User-Centric Indoor Air Quality Monitoring on Mobile Devices
Jiang, Yifei (University of Colorado, Boulder) | Li, Kun (University of Colorado, Boulder) | Piedrahita, Ricardo (University of Colorado, Boulder) | Yun, Xiang (University of Michigan) | Tian, Lei (University of Colorado, Boulder) | Mansata, Omkar M. (University of Michigan) | Lv, Qin (University of Colorado, Boulder) | Dick, Robert P. (University of Michigan) | Hannigan, Michael (University of Colorado, Boulder) | Shang, Li (University of Colorado, Boulder)

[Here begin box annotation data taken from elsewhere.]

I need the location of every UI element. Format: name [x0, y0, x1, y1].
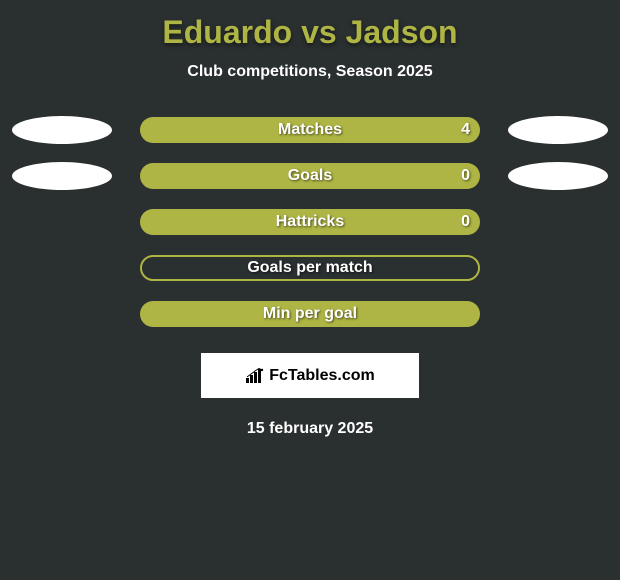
- value-ellipse-right: [508, 162, 608, 190]
- stat-label: Goals: [288, 167, 332, 185]
- stats-rows: Matches 4 Goals 0 Hattricks 0 Goals per …: [0, 119, 620, 325]
- stat-bar: Matches 4: [140, 117, 480, 143]
- stat-row: Hattricks 0: [0, 211, 620, 233]
- stat-bar: Goals 0: [140, 163, 480, 189]
- logo-text: FcTables.com: [269, 367, 375, 385]
- value-ellipse-left: [12, 116, 112, 144]
- stat-row: Goals per match: [0, 257, 620, 279]
- stat-label: Goals per match: [247, 259, 372, 277]
- logo-box[interactable]: FcTables.com: [201, 353, 419, 398]
- value-ellipse-right: [508, 116, 608, 144]
- chart-icon: [245, 368, 265, 384]
- page-subtitle: Club competitions, Season 2025: [0, 63, 620, 81]
- stat-row: Goals 0: [0, 165, 620, 187]
- infographic-container: Eduardo vs Jadson Club competitions, Sea…: [0, 0, 620, 448]
- stat-bar: Hattricks 0: [140, 209, 480, 235]
- stat-label: Hattricks: [276, 213, 344, 231]
- page-title: Eduardo vs Jadson: [0, 14, 620, 51]
- stat-label: Matches: [278, 121, 342, 139]
- stat-value: 4: [461, 121, 470, 139]
- value-ellipse-left: [12, 162, 112, 190]
- stat-row: Min per goal: [0, 303, 620, 325]
- stat-value: 0: [461, 213, 470, 231]
- footer-date: 15 february 2025: [0, 420, 620, 438]
- stat-label: Min per goal: [263, 305, 357, 323]
- stat-value: 0: [461, 167, 470, 185]
- stat-row: Matches 4: [0, 119, 620, 141]
- stat-bar: Min per goal: [140, 301, 480, 327]
- stat-bar: Goals per match: [140, 255, 480, 281]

Since people spend a majority of their time indoors, indoor air quality (IAQ) can have a significant impact on human health, safety, productivity, and comfort. Due to the diversity and dynamics of people's indoor activities, it is important to monitor IAQ for each individual. Most existing air quality sensing systems are stationary or focus on outdoor air quality. In contrast, we propose MAQS, a user-centric mobile sensing system for IAQ monitoring. MAQS users carry portable, indoor location tracking and IAQ sensing devices that provide personalized IAQ information in real time. To improve accuracy and energy efficiency, MAQS incorporates three novel techniques: (1) an accurate temporal n-gram augmented Bayesian room localization method that requires few Wi-Fi fingerprints; (2) an air exchange rate based IAQ sensing method, which measures general IAQ using only CO$_2$ sensors; and (3) a zone-based proximity detection method for collaborative sensing, which saves energy and enables data sharing among users. MAQS has been deployed and evaluated via a real-world user study. This evaluation demonstrates that MAQS supports accurate personalized IAQ monitoring and quantitative analysis with high energy efficiency. We also found that study participants frequently experienced poor IAQ.